Machine Learning Software Development Engineer, AI Ops Integration
Amazon
Software Engineering, Operations, Data Science
Dublin, Ireland
Description
As part of AI Operations Integration, we have a vision to transform Amazon Operations & Supply Chain into an AI-Native organization by delivering intuitive and differentiated AI solutions that solve enduring operational challenges. We blend vision with curiosity and Amazon's real-world experience to build rapidly AI capabilities. We accelerate our customers' businesses: internal operations teams across Amazon's global footprint through delivery of predictive analytics, LLMs and autonomous AI agents to automate decision-making across Amazon's global operations and supply chain.
As a Machine Learning Software Development Engineer, you'll design and deploy production ready systems that combine traditional ML with modern agentic architectures to solve impactful operational problems at scale.
This role combines the excitement of a startup environment with the scale of Amazon Operations. You'll research state-of-the-art open source and internal tools and will tackle highly ambiguous problems.
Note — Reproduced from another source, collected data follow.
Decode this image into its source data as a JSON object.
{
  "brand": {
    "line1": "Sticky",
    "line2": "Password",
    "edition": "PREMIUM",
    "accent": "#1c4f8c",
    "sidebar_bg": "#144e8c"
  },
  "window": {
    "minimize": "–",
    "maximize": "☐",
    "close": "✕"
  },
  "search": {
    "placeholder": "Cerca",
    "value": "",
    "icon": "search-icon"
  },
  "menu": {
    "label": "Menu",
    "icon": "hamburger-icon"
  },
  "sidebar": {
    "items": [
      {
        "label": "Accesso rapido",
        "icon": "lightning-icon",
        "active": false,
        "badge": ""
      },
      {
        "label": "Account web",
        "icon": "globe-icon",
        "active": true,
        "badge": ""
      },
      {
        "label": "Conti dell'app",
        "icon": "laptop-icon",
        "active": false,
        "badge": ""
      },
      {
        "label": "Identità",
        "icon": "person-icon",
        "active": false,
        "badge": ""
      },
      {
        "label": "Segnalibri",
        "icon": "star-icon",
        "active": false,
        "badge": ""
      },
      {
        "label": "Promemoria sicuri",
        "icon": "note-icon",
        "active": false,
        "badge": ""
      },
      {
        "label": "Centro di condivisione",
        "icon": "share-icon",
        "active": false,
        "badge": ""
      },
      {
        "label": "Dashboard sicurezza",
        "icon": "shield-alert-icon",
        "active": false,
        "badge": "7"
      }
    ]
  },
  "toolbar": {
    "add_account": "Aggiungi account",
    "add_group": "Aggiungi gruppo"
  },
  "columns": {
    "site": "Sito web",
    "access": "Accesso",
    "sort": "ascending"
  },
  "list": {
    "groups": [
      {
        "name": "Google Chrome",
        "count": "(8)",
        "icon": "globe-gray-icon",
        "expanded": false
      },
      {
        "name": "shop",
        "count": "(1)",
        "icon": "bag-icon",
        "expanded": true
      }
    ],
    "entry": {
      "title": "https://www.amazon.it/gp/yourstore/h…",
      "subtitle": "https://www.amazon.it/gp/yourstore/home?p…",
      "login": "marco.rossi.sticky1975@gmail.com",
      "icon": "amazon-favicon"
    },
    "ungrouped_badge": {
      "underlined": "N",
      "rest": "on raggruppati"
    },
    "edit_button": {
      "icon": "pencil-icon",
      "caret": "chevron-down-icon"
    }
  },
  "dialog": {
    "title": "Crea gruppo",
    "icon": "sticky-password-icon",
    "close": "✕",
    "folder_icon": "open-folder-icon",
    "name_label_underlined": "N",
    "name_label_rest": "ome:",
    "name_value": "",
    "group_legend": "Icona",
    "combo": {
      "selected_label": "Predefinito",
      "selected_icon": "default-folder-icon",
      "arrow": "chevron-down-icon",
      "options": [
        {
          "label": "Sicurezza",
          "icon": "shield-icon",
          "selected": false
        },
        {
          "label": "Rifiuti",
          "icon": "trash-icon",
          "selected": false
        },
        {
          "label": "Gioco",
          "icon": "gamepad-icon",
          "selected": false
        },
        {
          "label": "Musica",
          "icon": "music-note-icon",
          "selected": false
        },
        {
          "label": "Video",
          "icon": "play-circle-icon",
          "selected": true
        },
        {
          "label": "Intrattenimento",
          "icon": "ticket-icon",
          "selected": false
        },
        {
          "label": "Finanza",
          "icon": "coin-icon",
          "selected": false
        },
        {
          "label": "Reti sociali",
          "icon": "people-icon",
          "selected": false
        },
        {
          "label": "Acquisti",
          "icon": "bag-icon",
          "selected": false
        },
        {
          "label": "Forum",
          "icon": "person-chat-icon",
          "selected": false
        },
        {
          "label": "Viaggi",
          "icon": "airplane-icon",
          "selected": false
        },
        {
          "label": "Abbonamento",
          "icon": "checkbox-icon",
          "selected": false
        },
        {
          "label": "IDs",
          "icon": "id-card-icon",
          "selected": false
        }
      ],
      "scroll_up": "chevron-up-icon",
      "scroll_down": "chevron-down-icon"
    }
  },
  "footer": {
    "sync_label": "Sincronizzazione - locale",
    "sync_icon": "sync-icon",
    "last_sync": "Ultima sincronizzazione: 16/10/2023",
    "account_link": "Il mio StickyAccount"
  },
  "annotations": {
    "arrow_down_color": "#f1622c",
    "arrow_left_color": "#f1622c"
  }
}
If you thrive on ownership and dealing with ambiguity, passionate about AI and want to fundamentally influence how Amazon Operations leverages AI, this role offers an extraordinary opportunity to make your mark.
Key job responsibilities
What you'll do:
• Build and deploy ML/LLM-powered features across the full stack - from data pipelines and model serving to user-facing internal tools
• Implement AI agent components that automate complex operational workflows across multiple systems and decision points
• Develop internal front-end applications (dashboards, tools, products) that make AI outputs accessible to non-technical operations users at scale
• Build integrations across internal APIs, databases, and MCP servers to enable multi-system orchestration
• Contribute to the ML lifecycle: data pipelines, experimentation, deployment, monitoring, and evaluation
• Implement guardrails, evaluation frameworks, and human-in-the-loop patterns for production AI systems
• Collaborate with operations teams, program/product and scientists to translate requirements into shipped software
The ideal candidates are engineers who've shipped ML/LLM systems to production, understand the practical challenges of MLOps, and want to work on problems where the impact is measurable in both customer experience and operational efficiency.
About the team
We're a cross-functional team of machine learning engineers, ML & AI scientists and Technical PM focused on automating operational decisions in Amazon's supply chain.
Our charter is to identify high-impact automation opportunities, build AI agents that can handle them reliably, and deploy these systems into production
where they process real decisions daily.
The team operates with a build-measure-learn cycle. We work closely with operations partners to understand their problems, prototype solutions quickly, measure impact rigorously, and iterate based on real-world performance.